I found the book to be a lot sadder and more bittersweet than I was expecting. It's the story of a group of friends who are trying to get over or get through the grief of their friend Liv's sudden death. For a long time into the book, we don't actually know what happened to Liv and how she died, so when it was revealed, I was a bit surprised that that was the actual reason, I was perhaps expecting a little more of it?! Maybe that's just my fault but it felt like it had been built up and the reason in the end really wasn't what I was expecting at all. Liv is a character we really get to know through the flashbacks of her and mainly the way the other characters speak about her and remember her. There's her boyfriend, her best friend and the rest of their group, and they all paint different pictures of their friend.

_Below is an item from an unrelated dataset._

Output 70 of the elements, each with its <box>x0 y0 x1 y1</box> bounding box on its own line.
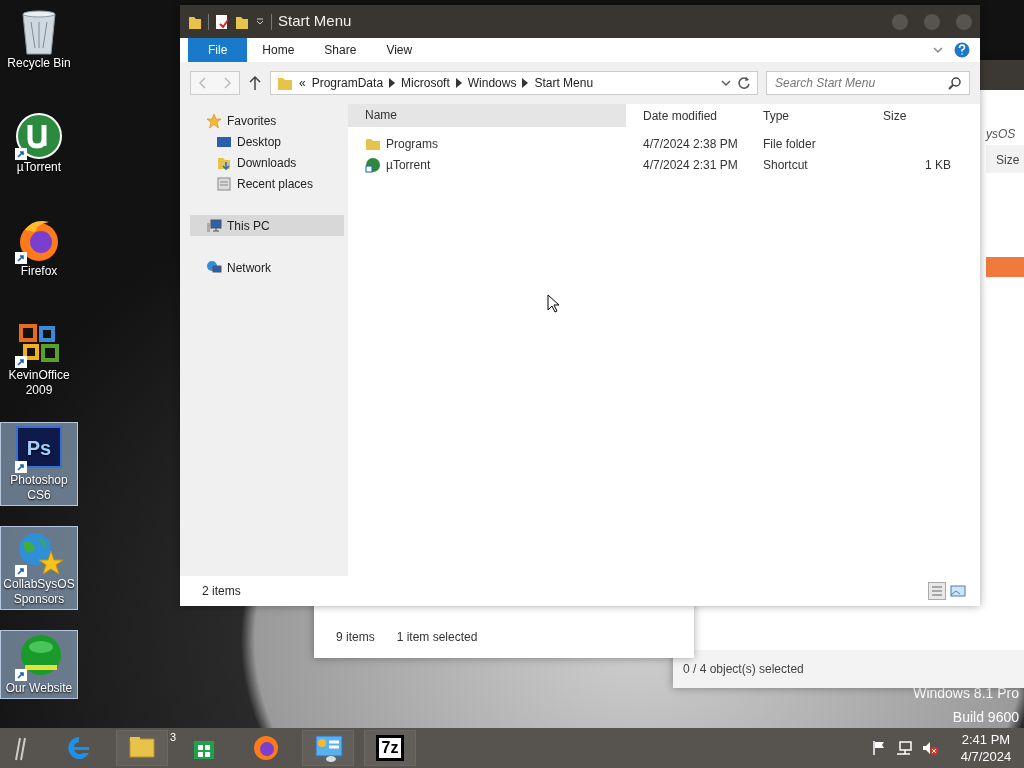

The main two characters in the group were Mia and Fraser. Mia is a single mum to her baby, and is struggling balancing this new life alongside getting over the death of Liv at the same time. She feels guilty that her son is growing up in this way, and she did feel a little moany in parts, rather than just knuckling down and getting on with it like most people do, which stopped me fully warming to her in places. However, I felt Regan wrote her story really well, putting across Mia's confused feelings and insecurities as a mother perfectly, you could really feel her emotions along with her. Her character just seemed very lonely and lost, and it was quite sad to read her parts at times.

Fraser was Liv's boyfriend, and his story was actually quite interesting to read, because I just didn't know where it would end up, and how things would go for Fraser. I disliked some of his actions in the book, but you can feel how much he misses Liv, and as things go on, I found him to be more interesting and enjoyed the friendship he shared with Mia. The group as a whole were well brilliant - they were believable as friends, and I liked that Regan made their friendships flawed too so it was realistic, and felt like you were reading about a group of real people. The emotions in it felt very real, and you go from grief, to guilt to blame to loss and the importance of friendship, a real rollercoaster of a ride.

The pace of the book is quite slow but I felt it suited this book because it was so deeply about the feelings of the characters and how they dealt with their grief rather than whatever else was happening in the book. This was a really interesting book, and I found that I was really involved in the story and its character, and hoping for a happy ending for them all. It flitted about between the stories of all of the friends, but I didn't find it too hard to keep up, it kept the book moving and allowed the stories to fully develop. It was indeed very different to Regan's previous novels, but it was just as enjoyable, and its an emotional tale you can really enjoy. It has moments of humour, but is mainly quite a bittersweet novel, showing how you must take control of your life and live it to the full. I really enjoyed it, and would certainly recommend reading it.